In this paper, the error comparison of prediction results for data set 1, data set 2, and data set 3 is shown in Table 3. It can be seen from the chart that the prediction results of the unary linear regression model are not as good as the LSTM model in MAE and RMSE indexes. Through the method proposed in this paper, the prediction result index on data set 1 is better than LSTM. The method proposed in this paper is used in the unary linear regression prediction model. The experimental results show that the MAE value and the RMSE value are decreased by 15% to 26%. In conclusion, the method proposed in this paper used in the unary regression model can greatly improve the accuracy of the prediction results.

This paper compares the prediction results of multiple maximum peak points in data set 1, data set 2, and data set 3, and the results are shown in Table 4. As can be seen from the chart, 13 peak points with the highest observed values are selected in data set 1 to calculate the improvement of MAE and RMSE. They increase 33.45% and 28.73%, respectively. And 8 peak points with the highest observed values are selected in data set 2 to calculate the improvement of MAE and RMSE. They improve 32.40% and 29.49%, respectively. In data set 3, the 11 peak points with the highest observed values are selected to calculate the MAE and RMSE, which increase 15.50% and 18.52%, respectively. In conclusion, the method proposed in this paper can improve the final peak prediction results in the single-variable linear regression model’s peak prediction results.

The chart information of experiment 1 and experiment 2 can be obtained. The method proposed in this paper can improve the prediction results in both overall prediction and peak prediction. Compared with the LSTM method, MAE and RMSE decreased by 18.36% and 13.50%, respectively. Compared with the unary linear regression method, MAE and RMSE decreased by 27.12% and 25.58%, respectively. In the overall forecast, MAE and RMSE rose about 14.85% and 15.66%, respectively. In the peak forecast, MAE and RMSE decreased by about 24.75% and 19.54%, respectively. Therefore, the peak prediction method of hybrid data subflow proposed in this paper can effectively improve the result based on the prediction result.

6. Conclusions

For the hybrid data flow, there are related uncertainties in each subflow at different times. This paper establishes the delay correlation coefficient model. Through this model, the delay correlation coefficient and delay time are calculated. The prediction results of the respective flows are calculated by using the peak prediction method in the hybrid data flow. Experiments show that the DCCSPP model has good prediction results when there is uncertainty between the subflows in the hybrid flow.
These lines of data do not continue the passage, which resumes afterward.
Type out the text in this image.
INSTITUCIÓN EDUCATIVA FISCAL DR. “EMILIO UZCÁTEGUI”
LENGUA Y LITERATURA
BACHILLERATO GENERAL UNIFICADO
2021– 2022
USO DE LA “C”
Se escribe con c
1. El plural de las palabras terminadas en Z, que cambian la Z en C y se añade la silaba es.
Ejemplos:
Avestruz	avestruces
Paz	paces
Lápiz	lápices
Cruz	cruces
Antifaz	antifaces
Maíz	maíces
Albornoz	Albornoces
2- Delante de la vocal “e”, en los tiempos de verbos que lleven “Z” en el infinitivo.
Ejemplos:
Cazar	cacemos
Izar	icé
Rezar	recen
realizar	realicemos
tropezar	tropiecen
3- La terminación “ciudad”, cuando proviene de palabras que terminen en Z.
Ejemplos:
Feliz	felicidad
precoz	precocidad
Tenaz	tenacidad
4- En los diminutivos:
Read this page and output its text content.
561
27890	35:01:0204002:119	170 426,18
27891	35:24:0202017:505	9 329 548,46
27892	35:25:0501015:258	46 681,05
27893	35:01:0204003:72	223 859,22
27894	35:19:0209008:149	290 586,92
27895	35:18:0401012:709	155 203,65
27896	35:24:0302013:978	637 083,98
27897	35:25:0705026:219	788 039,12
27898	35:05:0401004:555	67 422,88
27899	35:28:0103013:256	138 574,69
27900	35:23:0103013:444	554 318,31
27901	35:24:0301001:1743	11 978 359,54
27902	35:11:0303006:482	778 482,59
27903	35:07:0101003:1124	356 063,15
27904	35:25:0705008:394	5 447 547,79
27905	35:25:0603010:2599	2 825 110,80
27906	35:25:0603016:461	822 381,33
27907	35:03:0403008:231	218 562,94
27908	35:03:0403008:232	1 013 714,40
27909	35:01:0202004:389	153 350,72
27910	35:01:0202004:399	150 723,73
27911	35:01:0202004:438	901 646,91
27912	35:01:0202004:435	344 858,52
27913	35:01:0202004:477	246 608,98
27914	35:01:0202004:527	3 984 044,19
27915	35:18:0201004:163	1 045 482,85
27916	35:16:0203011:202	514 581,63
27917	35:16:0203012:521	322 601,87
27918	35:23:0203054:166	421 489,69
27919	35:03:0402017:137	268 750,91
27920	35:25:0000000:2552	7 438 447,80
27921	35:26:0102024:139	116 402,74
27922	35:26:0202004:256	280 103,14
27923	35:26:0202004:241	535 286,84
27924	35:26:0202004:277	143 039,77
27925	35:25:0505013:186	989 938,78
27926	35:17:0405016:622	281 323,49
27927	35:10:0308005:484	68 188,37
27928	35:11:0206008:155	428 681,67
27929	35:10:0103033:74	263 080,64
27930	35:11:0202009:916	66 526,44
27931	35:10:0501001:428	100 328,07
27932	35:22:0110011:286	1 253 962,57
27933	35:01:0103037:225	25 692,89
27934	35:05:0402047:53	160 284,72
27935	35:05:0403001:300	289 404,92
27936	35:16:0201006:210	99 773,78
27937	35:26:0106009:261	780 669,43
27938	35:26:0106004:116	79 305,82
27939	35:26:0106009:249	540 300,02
In future work, we will introduce the correlation between subflows into the machine learning model. Using machine learning methods improves the accuracy of delay correlation coefficient calculations and the prediction results. At the same time, the model can also be applied to dynamic hybrid data flows. Design a dynamic allocation scheme based on the predicted peak results of each subflow, dynamically allocating resources to systems that require elastic scaling.

Data Availability

The data used in the paper came from an insurance company of China. Subject to the confidentiality agreement, the experimental data set cannot be disclosed to the public, and the name of the company cannot be mentioned in the paper. However, we guarantee that the data set used is authentic with the company.

Conflicts of Interest

The authors declare that there are no conflicts of interest regarding the publication of this paper.

Acknowledgments

This work was supported by the Natural Science Foundation of Shanghai (no. 19ZR1401900), Shanghai Science and Technology Innovation Action Plan Project (no. 19511101802), and National Natural Science Foundation of China (nos. 61472004 and 61602109).